I started work on a new project and need to address search testing with a wide assortment of languages. And geez, this is a puzzle I’ve worked with before so I thought I would share some thoughts around the topic of search testing with multiple languages.
At the start, I look into how many languages and what languages I’ll be working with. Based on past (and current) experiences, I have certain reactions – from a testing perspective – to some languages.
Latin-based languages fall into one group. I used to think of English, Spanish and French as “different” languages but now I see these languages are rather similar from a test perspective. The same is true for any languages that use the Latin-based character set.
While Swedish, Slovenian, Romanian and other languages seem to me to represent languages with a heavy use of diacriticals. Yeah, I know the word diacriticals has a daunting sound to it but it’s the term to describe all those little character marks that some languages seem to use with more frequency. If you’re gone to test with different languages, it’s worthwhile to read up a bit on diacritic marks to understand what they are.

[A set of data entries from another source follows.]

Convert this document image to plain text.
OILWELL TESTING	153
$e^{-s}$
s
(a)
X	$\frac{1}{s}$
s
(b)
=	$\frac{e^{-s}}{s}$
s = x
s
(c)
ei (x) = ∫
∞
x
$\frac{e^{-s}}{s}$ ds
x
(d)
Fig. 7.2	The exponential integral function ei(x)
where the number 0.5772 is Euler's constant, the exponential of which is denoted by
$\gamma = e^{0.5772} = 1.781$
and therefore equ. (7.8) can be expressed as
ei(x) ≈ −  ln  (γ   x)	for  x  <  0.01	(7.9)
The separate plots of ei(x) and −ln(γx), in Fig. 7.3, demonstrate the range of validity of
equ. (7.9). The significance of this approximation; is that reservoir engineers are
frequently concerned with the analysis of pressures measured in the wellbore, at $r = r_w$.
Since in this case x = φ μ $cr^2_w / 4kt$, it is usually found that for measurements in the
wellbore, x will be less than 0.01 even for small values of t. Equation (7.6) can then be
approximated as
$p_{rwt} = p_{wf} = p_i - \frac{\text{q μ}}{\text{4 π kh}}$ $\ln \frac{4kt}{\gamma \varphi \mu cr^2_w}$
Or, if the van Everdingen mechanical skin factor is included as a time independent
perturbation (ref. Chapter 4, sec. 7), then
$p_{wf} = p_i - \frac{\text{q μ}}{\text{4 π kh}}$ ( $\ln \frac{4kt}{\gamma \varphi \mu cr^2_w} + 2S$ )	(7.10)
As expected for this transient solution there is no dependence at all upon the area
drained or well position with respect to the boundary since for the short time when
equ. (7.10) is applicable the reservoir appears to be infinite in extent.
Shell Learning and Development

I’m highlighting diacriticals in the same way I think of certain characters in Latin-based languages – like names and words that use an apostrophe or an ampersand – two characters that still encounter issues frequently. It’s amazing how often ampersands and apostrophes are not handled well by software. Case in point, importing names and emails with apostrophes in Gmail from CSV files. If these examples seem far-fetched – consider the last name O’Brien and a company name like Smith & Bros.
Then I think about Right to Left languages like Hebrew and Arabic. And even after testing years (yes, years) of exposure to testing with right to left languages, I get disoriented having scrollbars appear on the left side of a screen as my eye is so trained to expect scrollbars on the right. Both entering characters and having the characters appear in the opposite direction on the screen as I type takes a mental adjustment. I adjust, and make UI checkpoints like scrollbars, bulleted listed and text alignment on search results.
Still there are more languages. There is another set of languages that I think of as more “symbolic” than character-based. This interpretation may be my own or widely-shared, I don’t know. But I think of Chinese, Singhalese and Tamil this way – there is no remnant of a Latin character. Instead these languages are more symbolic looking; in the case of Singhalese and Tamil, the languages seem lyrical and flowing while Chinese appears as singularly posed symbols, each with a story and meaning of its own.
From a database perspective, it would be more accurate to discuss the use of Unicode chars and using UTF8 vs UTF16. But I test with a mix of technical and logical insights as well as and instinctual reactions based on experiences.
So when it was time to choose a handful of languages to test with, my reaction was to choose:
- one or more Latin-based languages
- one or more languages with a heavy use of diacriticals
- a RTL language
- a language that is more symbolic than character-based
A common problem in testing with these languages is the lack of keyboard or a means of entering characters from different languages. Cut and paste can work if you’re careful.
As for where I get text from in all these languages – these three sources seem to have kept me supplied well.
- content from the application I’m testing which is both handy and means that I’m using words are used within the application and likely to be words found in search results
- user manuals -when I buy something like a new external drive, it often comes with a user manual in a mix of languages – I keep the manuals and use chunks of text
- Wikipedia. The overview of a language generally includes a few phrases I can use and points out diacritics and other insights on a particular language.
It would be great to hear how other people address this type of testing.